Flavio Sosa Villavicencio, membre du Conseil de l’APPO dont il a été l’un
des porte-parole les plus connus — c’était déjà une figure politique
locale avant le déclenchement de la Commune d’Oaxaca —, a enfin été libéré
à 16 heures (locales) le samedi 19 avril dernier.
Cela faisait près d’un an et demi qu’il était emprisonné, d’abord au
pénitencier de haute sécurité de l’Altiplano (Almoloya de Juárez, État de
Mexico), puis, grâce à un amparo (« protection ») de la justice fédérale,
à la prison de San Juan Bautista Cuicatlán, dans l’État d’Oaxaca.
Rappelons que Flavio Sosa avait été arrêté le 4 décembre 2006 à Mexico en
compagnie de son frère Horacio, et de Marcelino Coache et Ignacio Vera,
également membres du Conseil de l’APPO. Cette arrestation représentait un
chef d’œuvre de traîtrise, puisque les délégués populaires se trouvaient
dans la capitale fédérale… pour des discussions avec le ministre de
l’Intérieur ! Le gouvernement de FeCal (Felipe Calderón), installé depuis
quatre jours, commençait bien son mandat…
Comme David Venegas, récemment libéré lui aussi, Flavio Sosa a été l’objet
des accusations les plus fantaisistes : vol avec violence, séquestration,
dommages aux routes et pistes aériennes, et on en passe.
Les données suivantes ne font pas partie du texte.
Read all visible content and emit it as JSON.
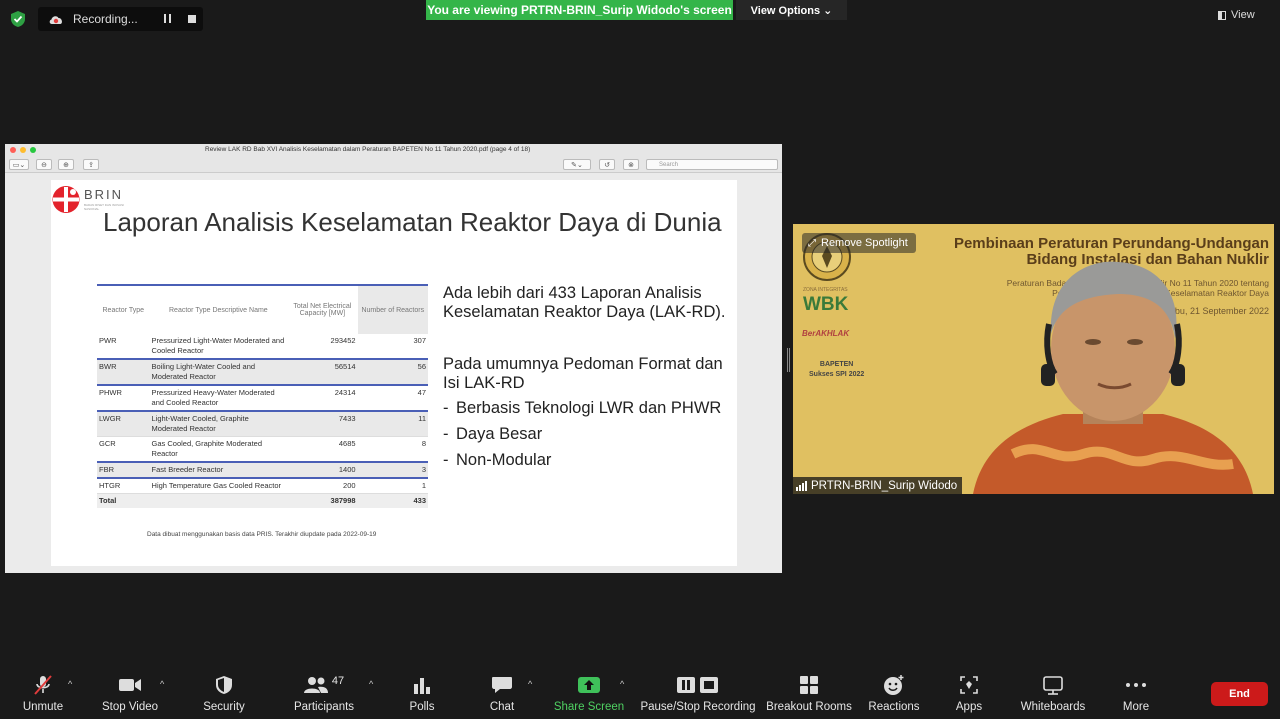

Ces chefs
d’inculpations sont tombés les uns après les autres devant l’impossibilité
de trouver ne fût-ce que l’ombre d’un début de preuve, mais on a quand
même volé à Flavio, comme à d’autres avant lui, dix-sept mois de sa vie.
On se souvient que David avait rendu public le chantage vainement exercé
sur lui par Ulises Ruiz Ortiz, le satrape d’Oaxaca, en menaçant sa
famille. Flavio a révélé une manœuvre à son encontre un peu différente,
mais dans le même esprit (si on peut parler d’esprit dans ce cas) : à deux
reprises, des envoyés d’URO sont venus le trouver, d’abord à l’Altiplano,
ensuite à San Juan, et lui ont proposé en échange de sa libération 10 000
dollars par mois pendant trois ans et l’exil. Comme David, Flavio a refusé
le « marché ». Il a déclaré à sa sortie de prison qu’il continuait la
lutte, et qu’il « devait poursuivre sa route au côté du peuple » (voir La
Jornada des 22 et 23 avril).
Souhaitons la bienvenue à la maison à Flavio Sosa. Qu’il profite
pleinement de la joie des retrouvailles, avec sa famille et ses camarades.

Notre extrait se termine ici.